The stakes could not be higher. For the Gulf, fintech is more than an industry—it is a strategic driver of economic diversification and competitiveness. It generates high-value, exportable capabilities and fosters inclusion at scale. In Bahrain, nearly 100% of adults have access to a bank account, supported by aggressive digitization and financial-inclusion policies (Tamkeen FinTech Report 2024).

Beyond economics, this is about digital sovereignty. Regional infrastructure ensures that data and privacy remain governed by local values rather than global platforms. It enhances resilience against external shocks and gives GCC nations control over their own financial architecture. Conversely, if global standards solidify under foreign dominance, local fintech innovators risk being relegated to the margins of systems they don’t control.

The Moment of Choice

The coming decade will decide who writes the next chapter of global finance. The GCC’s advantage lies in its agility, forward-looking leadership, and the ability to align regulators and industry around shared goals. Bahrain, the UAE, and Saudi Arabia have all laid solid foundations—open-banking regimes, instant-payment systems like Sarie, and long-term digital-economy strategies.

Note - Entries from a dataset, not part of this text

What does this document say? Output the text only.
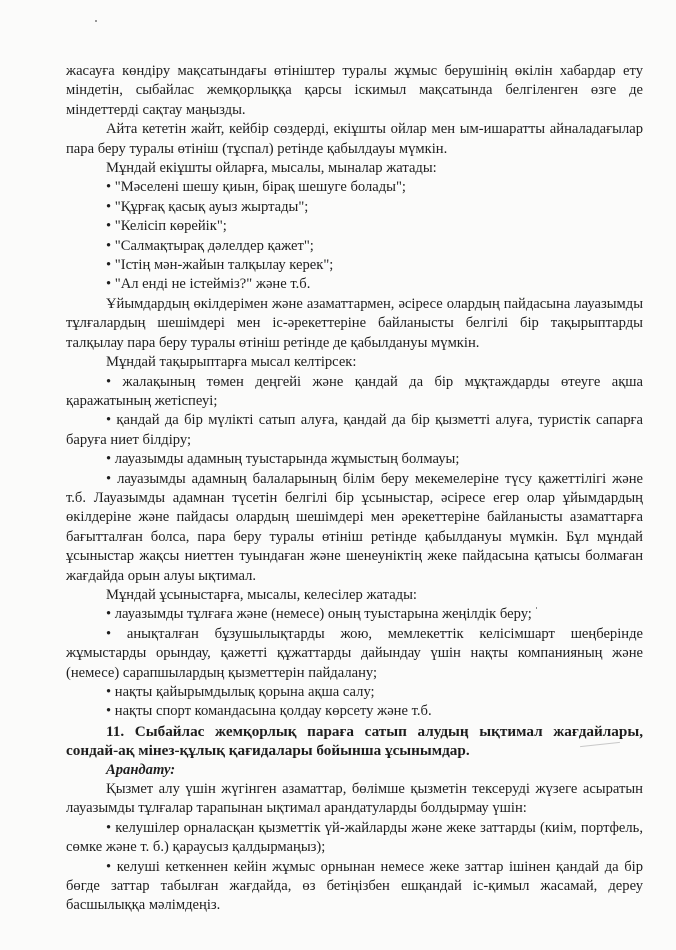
жасауға көндіру мақсатындағы өтініштер туралы жұмыс берушінің өкілін хабардар ету міндетін, сыбайлас жемқорлыққа қарсы іскимыл мақсатында белгіленген өзге де міндеттерді сақтау маңызды.

Айта кететін жайт, кейбір сөздерді, екіұшты ойлар мен ым-ишаратты айналадағылар пара беру туралы өтініш (тұспал) ретінде қабылдауы мүмкін.

Мұндай екіұшты ойларға, мысалы, мыналар жатады:

• "Мәселені шешу қиын, бірақ шешуге болады";

• "Құрғақ қасық ауыз жыртады";

• "Келісіп көрейік";

• "Салмақтырақ дәлелдер қажет";

• "Істің мән-жайын талқылау керек";

• "Ал енді не істейміз?" және т.б.

Ұйымдардың өкілдерімен және азаматтармен, әсіресе олардың пайдасына лауазымды тұлғалардың шешімдері мен іс-әрекеттеріне байланысты белгілі бір тақырыптарды талқылау пара беру туралы өтініш ретінде де қабылдануы мүмкін.

Мұндай тақырыптарға мысал келтірсек:

• жалақының төмен деңгейі және қандай да бір мұқтаждарды өтеуге ақша қаражатының жетіспеуі;

• қандай да бір мүлікті сатып алуға, қандай да бір қызметті алуға, туристік сапарға баруға ниет білдіру;

• лауазымды адамның туыстарында жұмыстың болмауы;

• лауазымды адамның балаларының білім беру мекемелеріне түсу қажеттілігі және т.б. Лауазымды адамнан түсетін белгілі бір ұсыныстар, әсіресе егер олар ұйымдардың өкілдеріне және пайдасы олардың шешімдері мен әрекеттеріне байланысты азаматтарға бағытталған болса, пара беру туралы өтініш ретінде қабылдануы мүмкін. Бұл мұндай ұсыныстар жақсы ниеттен туындаған және шенеуніктің жеке пайдасына қатысы болмаған жағдайда орын алуы ықтимал.

Мұндай ұсыныстарға, мысалы, келесілер жатады:

• лауазымды тұлғаға және (немесе) оның туыстарына жеңілдік беру;

• анықталған бұзушылықтарды жою, мемлекеттік келісімшарт шеңберінде жұмыстарды орындау, қажетті құжаттарды дайындау үшін нақты компанияның және (немесе) сарапшылардың қызметтерін пайдалану;

• нақты қайырымдылық қорына ақша салу;

• нақты спорт командасына қолдау көрсету және т.б.

11. Сыбайлас жемқорлық параға сатып алудың ықтимал жағдайлары, сондай-ақ мінез-құлық қағидалары бойынша ұсынымдар.

Арандату:

Қызмет алу үшін жүгінген азаматтар, бөлімше қызметін тексеруді жүзеге асыратын лауазымды тұлғалар тарапынан ықтимал арандатуларды болдырмау үшін:

• келушілер орналасқан қызметтік үй-жайларды және жеке заттарды (киім, портфель, сөмке және т. б.) қараусыз қалдырмаңыз);

• келуші кеткеннен кейін жұмыс орнынан немесе жеке заттар ішінен қандай да бір бөгде заттар табылған жағдайда, өз бетіңізбен ешқандай іс-қимыл жасамай, дереу басшылыққа мәлімдеңіз.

Now is the moment to integrate these efforts: to create a GCC-wide interoperability framework that allows data, payments, and innovation to move freely across the region. Harmonized regulations, shared sandboxes, and common digital-ID standards could make scaling regional fintechs as seamless as expanding within a single market.

A Vision for the Future

In the years ahead, the architecture of global finance will be redrawn. The Gulf has a unique opportunity not merely to adopt emerging technologies but to define their governance. By prioritizing interoperability, embedding robust governance, and weaving ethical AI into financial infrastructure from the outset, Bahrain and its GCC peers can build something extraordinary: a fast, trusted, and sovereign fintech ecosystem that becomes a global benchmark for inclusion and collaboration.

The question is no longer whether the Gulf will participate in the fintech revolution —

the question is whether it will lead it.